By the cart, Battle said to the boy, “You don’t think you’re a touch overloaded?”
“No.” Arming blood from his lips, Tony trudged to a sack from which an arm spilled. When he bent, Doyle caught the yellow glint of steel from an enormous blade secured to the boy’s waist by a leather strap. Damn if that boy’s chopper wasn’t as long as a dirk. “They’re really not all that heavy,” Tony said as he inspected a long tear. “We try to stick to them that’s no more’n bones. Easier that way, what with us two.
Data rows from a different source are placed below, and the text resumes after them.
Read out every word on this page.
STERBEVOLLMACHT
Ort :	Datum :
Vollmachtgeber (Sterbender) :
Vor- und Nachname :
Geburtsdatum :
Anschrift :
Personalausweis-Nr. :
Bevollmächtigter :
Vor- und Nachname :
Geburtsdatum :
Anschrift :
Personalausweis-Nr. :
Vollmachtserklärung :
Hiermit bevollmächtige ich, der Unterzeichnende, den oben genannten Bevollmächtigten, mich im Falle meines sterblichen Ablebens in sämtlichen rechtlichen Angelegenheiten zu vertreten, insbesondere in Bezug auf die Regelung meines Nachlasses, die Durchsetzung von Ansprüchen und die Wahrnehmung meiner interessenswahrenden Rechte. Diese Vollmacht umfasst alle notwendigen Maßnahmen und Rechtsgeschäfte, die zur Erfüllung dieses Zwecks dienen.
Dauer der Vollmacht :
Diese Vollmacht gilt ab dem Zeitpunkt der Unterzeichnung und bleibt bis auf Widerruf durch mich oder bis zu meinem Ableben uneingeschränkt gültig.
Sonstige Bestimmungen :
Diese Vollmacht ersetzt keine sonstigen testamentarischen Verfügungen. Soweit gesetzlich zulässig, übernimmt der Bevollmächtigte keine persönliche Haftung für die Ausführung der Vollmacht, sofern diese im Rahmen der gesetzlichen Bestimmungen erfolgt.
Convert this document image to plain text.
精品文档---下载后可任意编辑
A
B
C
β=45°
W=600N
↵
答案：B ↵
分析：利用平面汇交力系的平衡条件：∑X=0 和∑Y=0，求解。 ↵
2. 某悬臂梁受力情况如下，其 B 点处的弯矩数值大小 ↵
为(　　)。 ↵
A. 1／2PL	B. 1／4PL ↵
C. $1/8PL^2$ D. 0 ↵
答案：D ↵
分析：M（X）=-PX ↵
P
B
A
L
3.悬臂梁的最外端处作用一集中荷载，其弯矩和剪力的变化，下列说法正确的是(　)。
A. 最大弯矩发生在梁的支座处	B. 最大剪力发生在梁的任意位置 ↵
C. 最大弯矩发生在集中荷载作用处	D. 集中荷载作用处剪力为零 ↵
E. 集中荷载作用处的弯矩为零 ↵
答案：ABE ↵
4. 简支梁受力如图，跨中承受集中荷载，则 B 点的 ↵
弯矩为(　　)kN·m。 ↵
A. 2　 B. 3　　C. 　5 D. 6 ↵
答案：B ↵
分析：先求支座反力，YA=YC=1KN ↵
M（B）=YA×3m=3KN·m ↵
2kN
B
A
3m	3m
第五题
Well …” He glanced at the mute girl, who’d hunkered down next to Rima. “Three now.”
“Perhaps.” Frowning, Battle fished out a long spiked tool Doyle recognized and touched a gloved finger to a thick iron hook with a downward curve. “What is this?”
“It’s a pike, sir,” Doyle said. “We used ’em for rolling seals, hooking slabs of whale blubber. Sometimes the odd, very large fish.”
“Yeah, we got two,” Tony said. “Easier than your bare hands.”
“Really?” How was it Battle managed to sound both surprised and suspicious? “Refresh my memory, Constable, I forget: how many years at sea were you?”
“Only the one, sir. Right afore I came down to London. Shipped out of Peterhead.” God, he hoped that was what he’d put down on his application.
“Fascinating.” Slipping the pike back onto the flatbed, Battle said to the boy, “Let’s try repositioning, shall we? With your permission?” When Tony waved his hand, be my guest, Battle took hold of a corpse that was a touch longer than its neighbor and hefted it as easily as a broomstick.
“Come here now,” Rima said to the mute. The older girl was crouched over a sack from which the entire upper half of a woman, mouth agape, had slithered like a limp flounder. Crossing the corpse’s arms over deflated bags that had once been breasts, the girl used one hand and a boot to keep the body from moving as she tugged at the burlap the wind kept snatching from her free hand. At the mute’s stricken expression, Rima clucked. “She’s dead. Can’t do you no harm.”